Memories are another important symbol in this story. When Beverly first meets Derek, his tattoo is a constant reminder for him of his most haunting memory. While he says that it’s a memorial to his friend, it’s actually a memorial to the moment when he failed his friend and cost him his life. It’s only when his memories of the past are altered that his present changes. The same is true for Beverly. She admits that her memories with her mother define who she is today, and without them nothing in her present life makes sense. When she gets into an argument with her sister about these memories, they are especially disturbing for her, because the sisters have different memories of what actually happened. Because Janet thinks that she was there more than she actually was when her mother was sick, she doesn’t feel guilty. This is the moment when Beverly realizes that there’s moral implications to what she’s been doing with Derek. This raises a question: Is it better to alter past memories to avoid feeling present pain and guilt, or should present pain and guilt be necessary for dealing with the past?

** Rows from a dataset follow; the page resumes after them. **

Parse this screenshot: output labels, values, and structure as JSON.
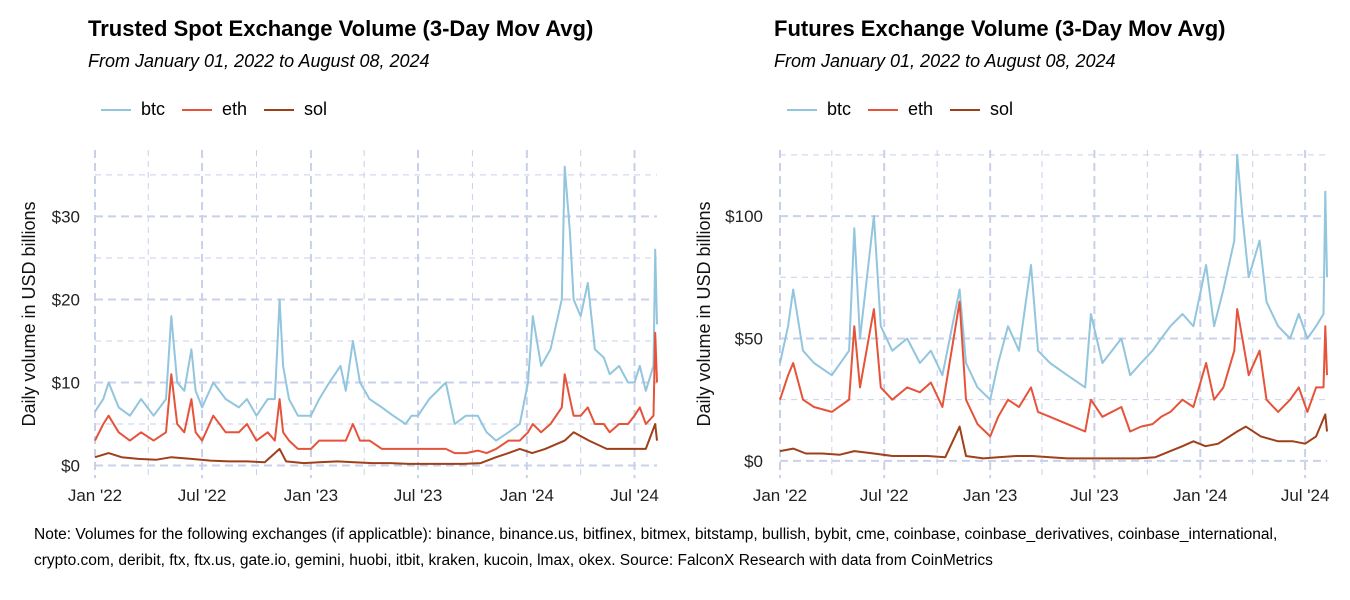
{
  "note": "Note: Volumes for the following exchanges (if applicatble): binance, binance.us, bitfinex, bitmex, bitstamp, bullish, bybit, cme, coinbase, coinbase_derivatives, coinbase_international, crypto.com, deribit, ftx, ftx.us, gate.io, gemini, huobi, itbit, kraken, kucoin, lmax, okex. Source: FalconX Research with data from CoinMetrics",
  "colors": {
    "btc": "#92c5de",
    "eth": "#e5543a",
    "sol": "#a0401a",
    "grid": "#c9d0ea"
  },
  "chart_data": [
    {
      "type": "line",
      "title": "Trusted Spot Exchange Volume (3-Day Mov Avg)",
      "subtitle": "From January 01, 2022 to August 08, 2024",
      "ylabel": "Daily volume in USD billions",
      "xlabel": "",
      "ylim": [
        -1.5,
        38
      ],
      "yticks": [
        0,
        10,
        20,
        30
      ],
      "ytick_labels": [
        "$0",
        "$10",
        "$20",
        "$30"
      ],
      "x_start": "2022-01-01",
      "x_end": "2024-08-08",
      "xticks": [
        "2022-01-01",
        "2022-07-01",
        "2023-01-01",
        "2023-07-01",
        "2024-01-01",
        "2024-07-01"
      ],
      "xtick_labels": [
        "Jan '22",
        "Jul '22",
        "Jan '23",
        "Jul '23",
        "Jan '24",
        "Jul '24"
      ],
      "legend": [
        "btc",
        "eth",
        "sol"
      ],
      "series": [
        {
          "name": "btc",
          "x": [
            "2022-01-01",
            "2022-01-15",
            "2022-01-24",
            "2022-02-10",
            "2022-03-01",
            "2022-03-20",
            "2022-04-10",
            "2022-05-01",
            "2022-05-10",
            "2022-05-20",
            "2022-06-01",
            "2022-06-13",
            "2022-06-20",
            "2022-07-01",
            "2022-07-20",
            "2022-08-10",
            "2022-09-01",
            "2022-09-15",
            "2022-10-01",
            "2022-10-20",
            "2022-11-01",
            "2022-11-09",
            "2022-11-15",
            "2022-11-25",
            "2022-12-10",
            "2023-01-01",
            "2023-01-15",
            "2023-02-01",
            "2023-02-20",
            "2023-03-01",
            "2023-03-13",
            "2023-03-25",
            "2023-04-10",
            "2023-05-01",
            "2023-05-20",
            "2023-06-10",
            "2023-06-20",
            "2023-07-01",
            "2023-07-20",
            "2023-08-17",
            "2023-09-01",
            "2023-09-20",
            "2023-10-10",
            "2023-10-25",
            "2023-11-10",
            "2023-12-01",
            "2023-12-20",
            "2024-01-03",
            "2024-01-11",
            "2024-01-25",
            "2024-02-10",
            "2024-02-29",
            "2024-03-05",
            "2024-03-14",
            "2024-03-20",
            "2024-04-01",
            "2024-04-13",
            "2024-04-25",
            "2024-05-10",
            "2024-05-20",
            "2024-06-05",
            "2024-06-20",
            "2024-07-01",
            "2024-07-10",
            "2024-07-20",
            "2024-08-02",
            "2024-08-05",
            "2024-08-08"
          ],
          "values": [
            6.5,
            8,
            10,
            7,
            6,
            8,
            6,
            8,
            18,
            10,
            9,
            14,
            9,
            7,
            10,
            8,
            7,
            8,
            6,
            8,
            8,
            20,
            12,
            8,
            6,
            6,
            8,
            10,
            12,
            9,
            15,
            10,
            8,
            7,
            6,
            5,
            6,
            6,
            8,
            10,
            5,
            6,
            6,
            4,
            3,
            4,
            5,
            10,
            18,
            12,
            14,
            20,
            36,
            28,
            20,
            18,
            22,
            14,
            13,
            11,
            12,
            10,
            10,
            12,
            9,
            12,
            26,
            17
          ]
        },
        {
          "name": "eth",
          "x": [
            "2022-01-01",
            "2022-01-15",
            "2022-01-24",
            "2022-02-10",
            "2022-03-01",
            "2022-03-20",
            "2022-04-10",
            "2022-05-01",
            "2022-05-10",
            "2022-05-20",
            "2022-06-01",
            "2022-06-13",
            "2022-06-20",
            "2022-07-01",
            "2022-07-20",
            "2022-08-10",
            "2022-09-01",
            "2022-09-15",
            "2022-10-01",
            "2022-10-20",
            "2022-11-01",
            "2022-11-09",
            "2022-11-15",
            "2022-11-25",
            "2022-12-10",
            "2023-01-01",
            "2023-01-15",
            "2023-02-01",
            "2023-02-20",
            "2023-03-01",
            "2023-03-13",
            "2023-03-25",
            "2023-04-10",
            "2023-05-01",
            "2023-05-20",
            "2023-06-10",
            "2023-06-20",
            "2023-07-01",
            "2023-07-20",
            "2023-08-17",
            "2023-09-01",
            "2023-09-20",
            "2023-10-10",
            "2023-10-25",
            "2023-11-10",
            "2023-12-01",
            "2023-12-20",
            "2024-01-03",
            "2024-01-11",
            "2024-01-25",
            "2024-02-10",
            "2024-02-29",
            "2024-03-05",
            "2024-03-14",
            "2024-03-20",
            "2024-04-01",
            "2024-04-13",
            "2024-04-25",
            "2024-05-10",
            "2024-05-20",
            "2024-06-05",
            "2024-06-20",
            "2024-07-01",
            "2024-07-10",
            "2024-07-20",
            "2024-08-02",
            "2024-08-05",
            "2024-08-08"
          ],
          "values": [
            3,
            5,
            6,
            4,
            3,
            4,
            3,
            4,
            11,
            5,
            4,
            8,
            4,
            3,
            6,
            4,
            4,
            5,
            3,
            4,
            3,
            8,
            4,
            3,
            2,
            2,
            3,
            3,
            3,
            3,
            5,
            3,
            3,
            2,
            2,
            2,
            2,
            2,
            2,
            2,
            1.5,
            1.5,
            1.8,
            1.5,
            2,
            3,
            3,
            4,
            5,
            4,
            5,
            7,
            11,
            8,
            6,
            6,
            7,
            5,
            5,
            4,
            5,
            5,
            6,
            7,
            5,
            6,
            16,
            10
          ]
        },
        {
          "name": "sol",
          "x": [
            "2022-01-01",
            "2022-01-24",
            "2022-02-15",
            "2022-03-15",
            "2022-04-15",
            "2022-05-10",
            "2022-06-13",
            "2022-07-15",
            "2022-08-15",
            "2022-09-15",
            "2022-10-15",
            "2022-11-09",
            "2022-11-20",
            "2022-12-20",
            "2023-01-15",
            "2023-02-15",
            "2023-03-15",
            "2023-04-15",
            "2023-05-15",
            "2023-06-15",
            "2023-07-15",
            "2023-08-15",
            "2023-09-15",
            "2023-10-15",
            "2023-11-10",
            "2023-12-01",
            "2023-12-20",
            "2024-01-10",
            "2024-02-01",
            "2024-03-05",
            "2024-03-20",
            "2024-04-15",
            "2024-05-15",
            "2024-06-10",
            "2024-07-01",
            "2024-07-20",
            "2024-08-05",
            "2024-08-08"
          ],
          "values": [
            1,
            1.5,
            1,
            0.8,
            0.7,
            1,
            0.8,
            0.6,
            0.5,
            0.5,
            0.4,
            2,
            0.5,
            0.3,
            0.4,
            0.5,
            0.4,
            0.3,
            0.3,
            0.2,
            0.2,
            0.2,
            0.2,
            0.3,
            1,
            1.5,
            2,
            1.5,
            2,
            3,
            4,
            3,
            2,
            2,
            2,
            2,
            5,
            3
          ]
        }
      ]
    },
    {
      "type": "line",
      "title": "Futures Exchange Volume (3-Day Mov Avg)",
      "subtitle": "From January 01, 2022 to August 08, 2024",
      "ylabel": "Daily volume in USD billions",
      "xlabel": "",
      "ylim": [
        -7,
        127
      ],
      "yticks": [
        0,
        50,
        100
      ],
      "ytick_labels": [
        "$0",
        "$50",
        "$100"
      ],
      "x_start": "2022-01-01",
      "x_end": "2024-08-08",
      "xticks": [
        "2022-01-01",
        "2022-07-01",
        "2023-01-01",
        "2023-07-01",
        "2024-01-01",
        "2024-07-01"
      ],
      "xtick_labels": [
        "Jan '22",
        "Jul '22",
        "Jan '23",
        "Jul '23",
        "Jan '24",
        "Jul '24"
      ],
      "legend": [
        "btc",
        "eth",
        "sol"
      ],
      "series": [
        {
          "name": "btc",
          "x": [
            "2022-01-01",
            "2022-01-15",
            "2022-01-24",
            "2022-02-10",
            "2022-03-01",
            "2022-04-01",
            "2022-05-01",
            "2022-05-10",
            "2022-05-20",
            "2022-06-13",
            "2022-06-25",
            "2022-07-15",
            "2022-08-10",
            "2022-09-01",
            "2022-09-20",
            "2022-10-10",
            "2022-11-09",
            "2022-11-20",
            "2022-12-10",
            "2023-01-01",
            "2023-01-15",
            "2023-02-01",
            "2023-02-20",
            "2023-03-13",
            "2023-03-25",
            "2023-04-15",
            "2023-05-15",
            "2023-06-15",
            "2023-06-25",
            "2023-07-15",
            "2023-08-17",
            "2023-09-01",
            "2023-09-20",
            "2023-10-10",
            "2023-10-25",
            "2023-11-10",
            "2023-12-01",
            "2023-12-20",
            "2024-01-11",
            "2024-01-25",
            "2024-02-10",
            "2024-02-29",
            "2024-03-05",
            "2024-03-14",
            "2024-03-25",
            "2024-04-13",
            "2024-04-25",
            "2024-05-15",
            "2024-06-05",
            "2024-06-20",
            "2024-07-05",
            "2024-07-20",
            "2024-08-02",
            "2024-08-05",
            "2024-08-08"
          ],
          "values": [
            40,
            55,
            70,
            45,
            40,
            35,
            45,
            95,
            50,
            100,
            55,
            45,
            50,
            40,
            45,
            35,
            70,
            40,
            30,
            25,
            40,
            55,
            45,
            80,
            45,
            40,
            35,
            30,
            60,
            40,
            50,
            35,
            40,
            45,
            50,
            55,
            60,
            55,
            80,
            55,
            70,
            90,
            125,
            100,
            75,
            90,
            65,
            55,
            50,
            60,
            50,
            55,
            60,
            110,
            75
          ]
        },
        {
          "name": "eth",
          "x": [
            "2022-01-01",
            "2022-01-15",
            "2022-01-24",
            "2022-02-10",
            "2022-03-01",
            "2022-04-01",
            "2022-05-01",
            "2022-05-10",
            "2022-05-20",
            "2022-06-13",
            "2022-06-25",
            "2022-07-15",
            "2022-08-10",
            "2022-09-01",
            "2022-09-20",
            "2022-10-10",
            "2022-11-09",
            "2022-11-20",
            "2022-12-10",
            "2023-01-01",
            "2023-01-15",
            "2023-02-01",
            "2023-02-20",
            "2023-03-13",
            "2023-03-25",
            "2023-04-15",
            "2023-05-15",
            "2023-06-15",
            "2023-06-25",
            "2023-07-15",
            "2023-08-17",
            "2023-09-01",
            "2023-09-20",
            "2023-10-10",
            "2023-10-25",
            "2023-11-10",
            "2023-12-01",
            "2023-12-20",
            "2024-01-11",
            "2024-01-25",
            "2024-02-10",
            "2024-02-29",
            "2024-03-05",
            "2024-03-14",
            "2024-03-25",
            "2024-04-13",
            "2024-04-25",
            "2024-05-15",
            "2024-06-05",
            "2024-06-20",
            "2024-07-05",
            "2024-07-20",
            "2024-08-02",
            "2024-08-05",
            "2024-08-08"
          ],
          "values": [
            25,
            35,
            40,
            25,
            22,
            20,
            25,
            55,
            30,
            62,
            30,
            25,
            30,
            28,
            32,
            22,
            65,
            25,
            15,
            10,
            18,
            25,
            22,
            30,
            20,
            18,
            15,
            12,
            25,
            18,
            22,
            12,
            14,
            15,
            18,
            20,
            25,
            22,
            40,
            25,
            30,
            45,
            62,
            50,
            35,
            45,
            25,
            20,
            25,
            30,
            20,
            30,
            30,
            55,
            35
          ]
        },
        {
          "name": "sol",
          "x": [
            "2022-01-01",
            "2022-01-24",
            "2022-02-15",
            "2022-03-15",
            "2022-04-15",
            "2022-05-10",
            "2022-06-13",
            "2022-07-15",
            "2022-08-15",
            "2022-09-15",
            "2022-10-15",
            "2022-11-09",
            "2022-11-20",
            "2022-12-20",
            "2023-01-15",
            "2023-02-15",
            "2023-03-15",
            "2023-04-15",
            "2023-05-15",
            "2023-06-15",
            "2023-07-15",
            "2023-08-15",
            "2023-09-15",
            "2023-10-15",
            "2023-11-10",
            "2023-12-01",
            "2023-12-20",
            "2024-01-10",
            "2024-02-01",
            "2024-03-05",
            "2024-03-20",
            "2024-04-15",
            "2024-05-15",
            "2024-06-10",
            "2024-07-01",
            "2024-07-20",
            "2024-08-05",
            "2024-08-08"
          ],
          "values": [
            4,
            5,
            3,
            3,
            2.5,
            4,
            3,
            2,
            2,
            2,
            1.5,
            14,
            2,
            1,
            1.5,
            2,
            2,
            1.5,
            1,
            1,
            1,
            1,
            1,
            1.5,
            4,
            6,
            8,
            6,
            7,
            12,
            14,
            10,
            8,
            8,
            7,
            10,
            19,
            12
          ]
        }
      ]
    }
  ]
}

Another important consideration in this story is the title, “The New Veterans.” On the one hand, this title refers to the veterans of the Iraq War, since they are the newest veterans. But on the other hand, Beverly refers to herself as being a “veteran” by aging gracefully (157). So, in this sense, the title has multiple meanings, the chief of which refers to how both Beverly and Derek are veterans of their past. By the end, they have overcome their past and learned how to live in the present.